Kutsal ve siyasal, siyasal ve kutsal
Özet
Undergoing the process of establishing itself as an autonomous discipline, political science has overwhelmingly had a reductionist approach towards politics, diminishing it to the administration of state. This approach, which takes for granted the notion that political society can only materialize via a division between the rulers and the ruled, moves from the assumption that there exist two distinct orders: the political (state) - the social order (civil society) .It is inevitable for the political science perspective that is based on the idea that this duality will and should prevail under any circumstance to handle politics solely on the basis of the practices of ruling. The questions of how and why a distinction surfaces between social order and political order -if such a distinction exists at all-, where the society and the state detect their meaning and legitimacy, what is considered to be the source of the viability of political power and law as emancipated from their divine connections are not heeded as of even some secondary significance within this perspective. The political attitudes that depart from the fact that these questions remain unanswered to date are often dismissed as extremist or fundamentalist.This piece of work aims to breathe new life to these questions and to pose the notion of the ?sacred?, which is almost inexistent in the analyses and debates within the confines of political science.
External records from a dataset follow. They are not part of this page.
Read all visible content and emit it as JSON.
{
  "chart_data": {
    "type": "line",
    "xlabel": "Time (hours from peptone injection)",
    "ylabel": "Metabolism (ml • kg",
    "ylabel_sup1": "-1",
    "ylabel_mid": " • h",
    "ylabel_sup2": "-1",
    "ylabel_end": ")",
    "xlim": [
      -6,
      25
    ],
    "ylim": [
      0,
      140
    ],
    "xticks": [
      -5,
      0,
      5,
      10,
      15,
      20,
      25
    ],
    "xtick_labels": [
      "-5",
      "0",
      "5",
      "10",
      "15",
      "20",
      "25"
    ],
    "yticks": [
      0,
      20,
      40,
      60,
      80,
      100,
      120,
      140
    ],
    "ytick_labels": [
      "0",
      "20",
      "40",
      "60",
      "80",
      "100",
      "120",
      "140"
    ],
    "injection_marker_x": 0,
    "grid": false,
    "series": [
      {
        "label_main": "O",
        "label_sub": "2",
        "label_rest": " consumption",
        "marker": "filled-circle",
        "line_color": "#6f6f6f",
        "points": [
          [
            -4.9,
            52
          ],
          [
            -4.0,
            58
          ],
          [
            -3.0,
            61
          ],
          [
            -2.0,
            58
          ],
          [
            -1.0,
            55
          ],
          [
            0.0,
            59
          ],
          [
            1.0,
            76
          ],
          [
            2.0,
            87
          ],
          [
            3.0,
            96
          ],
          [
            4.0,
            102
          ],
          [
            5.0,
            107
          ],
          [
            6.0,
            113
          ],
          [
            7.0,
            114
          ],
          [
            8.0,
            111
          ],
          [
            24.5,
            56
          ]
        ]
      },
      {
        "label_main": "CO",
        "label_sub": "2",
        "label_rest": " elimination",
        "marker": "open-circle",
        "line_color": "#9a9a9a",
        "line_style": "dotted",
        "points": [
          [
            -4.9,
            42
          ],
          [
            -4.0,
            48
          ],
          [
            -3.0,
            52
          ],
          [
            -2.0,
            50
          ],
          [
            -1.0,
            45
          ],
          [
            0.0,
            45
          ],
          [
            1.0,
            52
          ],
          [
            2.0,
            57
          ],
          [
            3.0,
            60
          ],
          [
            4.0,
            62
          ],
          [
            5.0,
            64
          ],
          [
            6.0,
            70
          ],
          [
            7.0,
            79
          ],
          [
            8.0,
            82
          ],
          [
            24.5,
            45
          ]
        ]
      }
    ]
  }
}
It propounds the thesis that the materialization and the sustenance of political ties in any society regardless of its levels of development or complexity is only possible through the formulation, reproduction and reflection upon the society of some categories of the sacred. Its ultimate goal therefore is to substantiate the existence of an indispensable partnership between sacred and political, and to demonstrate that this partnership has not disappeared with the modern state but only undergone a formalistic transformation.